Dr. Joffe asks, “But what about the response from elsewhere in medicine?” She notes that others in the medical community during the years since Roe have offered “little overt defense” of abortion providers, likely because of “a combination of still-lingering memories of the pre-Roe era, wariness about the potential of retribution from the anti-abortion movements, and perhaps most significantly, the medical profession’s longstanding aversion to controversy of any kind.”

However, Dr. Joffe acknowledges that “[i]n recent times … as the number of restrictions on abortion has multiplied, and grown ever more extreme, more individual physicians and medical organizations have protested this treatment.” For example, “Marcia Angell, the former editor of the New England Journal of Medicine and currently a professor at Harvard Medical School, and Michael Greene, a professor of obstetrics and gynecology, also at Harvard,” recently penned a “blistering essay in USA Today” protesting physicians’ comparatively silent reaction to this “‘legal assault.’”

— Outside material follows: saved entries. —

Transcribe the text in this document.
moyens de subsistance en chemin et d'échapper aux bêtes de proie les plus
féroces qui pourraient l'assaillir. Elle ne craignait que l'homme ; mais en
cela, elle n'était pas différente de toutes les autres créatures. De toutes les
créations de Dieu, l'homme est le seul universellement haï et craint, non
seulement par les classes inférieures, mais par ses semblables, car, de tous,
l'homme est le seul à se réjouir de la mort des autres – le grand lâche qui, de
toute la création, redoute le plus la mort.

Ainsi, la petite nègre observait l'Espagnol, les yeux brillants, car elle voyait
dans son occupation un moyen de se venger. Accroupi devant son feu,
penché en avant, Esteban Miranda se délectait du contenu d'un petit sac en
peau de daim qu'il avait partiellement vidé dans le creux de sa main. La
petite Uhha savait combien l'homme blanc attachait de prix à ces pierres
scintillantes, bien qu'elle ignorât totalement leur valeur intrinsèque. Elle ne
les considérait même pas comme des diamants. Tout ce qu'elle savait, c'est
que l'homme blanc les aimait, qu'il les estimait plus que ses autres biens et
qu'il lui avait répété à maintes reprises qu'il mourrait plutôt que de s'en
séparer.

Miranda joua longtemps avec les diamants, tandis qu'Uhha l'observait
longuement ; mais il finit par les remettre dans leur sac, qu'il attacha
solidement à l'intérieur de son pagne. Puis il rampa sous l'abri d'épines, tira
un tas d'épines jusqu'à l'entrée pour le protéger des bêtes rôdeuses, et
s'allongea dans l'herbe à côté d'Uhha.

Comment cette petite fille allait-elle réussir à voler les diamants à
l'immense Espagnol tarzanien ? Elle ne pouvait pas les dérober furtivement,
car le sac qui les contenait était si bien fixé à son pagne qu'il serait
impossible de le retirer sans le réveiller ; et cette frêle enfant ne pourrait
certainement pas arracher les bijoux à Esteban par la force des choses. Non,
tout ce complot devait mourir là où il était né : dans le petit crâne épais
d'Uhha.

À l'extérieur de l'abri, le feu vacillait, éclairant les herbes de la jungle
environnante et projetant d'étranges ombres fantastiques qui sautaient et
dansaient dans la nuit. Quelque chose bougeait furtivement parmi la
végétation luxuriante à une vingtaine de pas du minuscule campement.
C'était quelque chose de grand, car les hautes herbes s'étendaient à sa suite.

Further, she notes that “other physician groups, such as medical societies in Pennsylvania, Wisconsin, Texas, and Arizona, have begun to speak out against abortion restrictions,” as has the American College of Obstetricians and Gynecologists, which, historically, maintained “relative silence about abortion.”

Overcoming Stigma

“The path to overcoming the stigma facing abortion providers is not clear-cut,” Dr. Joffe writes. According to Dr. Joffe, the establishment of the “privately-funded Fellowship in Family Planning and Abortion for post-residency ob-gyns interested in specialized training” has helped to normalize the procedure within mainstream medicine. Still, abortions will likely “continue to take place in freestanding clinics, and the problems discussed here will remain” for the foreseeable future.

Although there are no “easy answers — either practical or theoretical to the dilemmas facing abortion providers,” Dr. Joffe argues that “[s]tudents of stigma need to push further to distinguish analytically between ‘stigma’ and two related concepts that are often applied to abortion providers: ‘marginality’ and ‘controversy.’” She writes, “Pushing further on these distinctions is a fruitful way for our work to proceed.”